Di Komisi IV DPR, Buwas Ungkap Pemerintah Utang Rp4,5 Triliun ke Bulog
:
0
EmitenNews.com - Besar juga piutang Perum Bulog. Direktur Utama (Dirut) Bulog Budi Waseso atau Buwas mengatakan pemerintah memiliki utang sebesar Rp4,5 triliun kepada perusahaan yang dipimpinnya itu. Ironisnya, Bulog berutang Rp13 triliun kepada sejumlah bank pelat merah. Utang itu terkait dengan pengadaan cadangan beras pemerintah (CBP).
Dalam rapat kerja di Komisi IV DPR RI, Senin (17/1/2022), Dirut Bulog Budi Waseso mengungkapkan adanya data kurang bayar pemerintah kepada Bulog sampai Rp4,5 triliun itu.
Sementara itu, Bulog memiliki utang Rp13 triliun kepada sejumlah bank pelat merah, terkait dengan penugasan negara dalam pengadaan cadangan beras pemerintah (CBP). Perbankan nasional itu mengenakan bunga hingga 7,5 persen kepada Bulog. Dengan demikian, jumlah utang Bulog akan terus bertambah setiap tahun jika ditambah dengan bunga.
Ketua Komisi IV DPR, Sudin meminta pemerintah, khususnya Kementerian Keuangan segera melunasi utang ke Bulog. Pasalnya, Bulog membutuhkan dana untuk operasional dan harus membayar utang ke bank.
"Kira-kira dari Rp4,5 triliun itu harus bayar bunga 7,5 persen kan cukup besar. Kenapa pemerintah tidak cepat-cepat bayar, tolong nanti dalam kesimpulan rapat minta ke pemerintah untuk lunasi utang itu," katanya.

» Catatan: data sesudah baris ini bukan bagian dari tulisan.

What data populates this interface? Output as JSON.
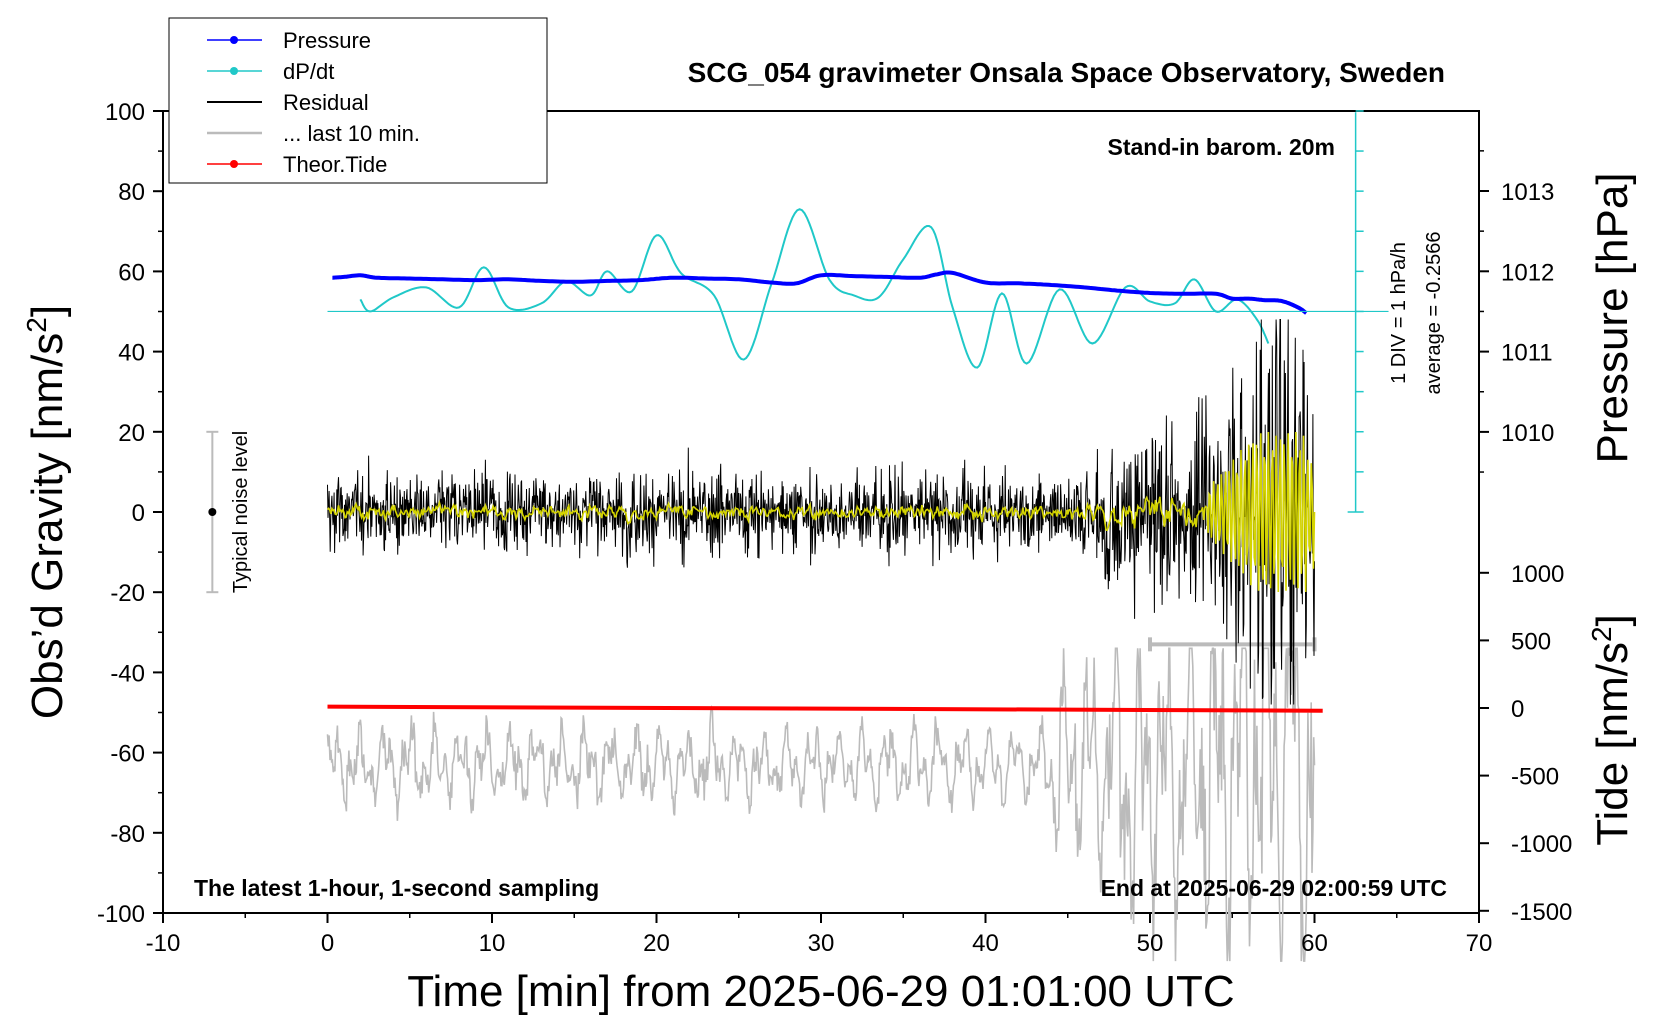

Sebelumnya, Buwas menjelaskan utang mencapai Rp13 triliun dipicu karena pengadaan CBP yang mencapai 1,2 juta ton. Menurut pensiunan jenderal polisi bintang tiga itu, cadangan beras tersebut merupakan stok hingga minggu ketiga menjelang akhir 2021 yang diserap dari petani lokal.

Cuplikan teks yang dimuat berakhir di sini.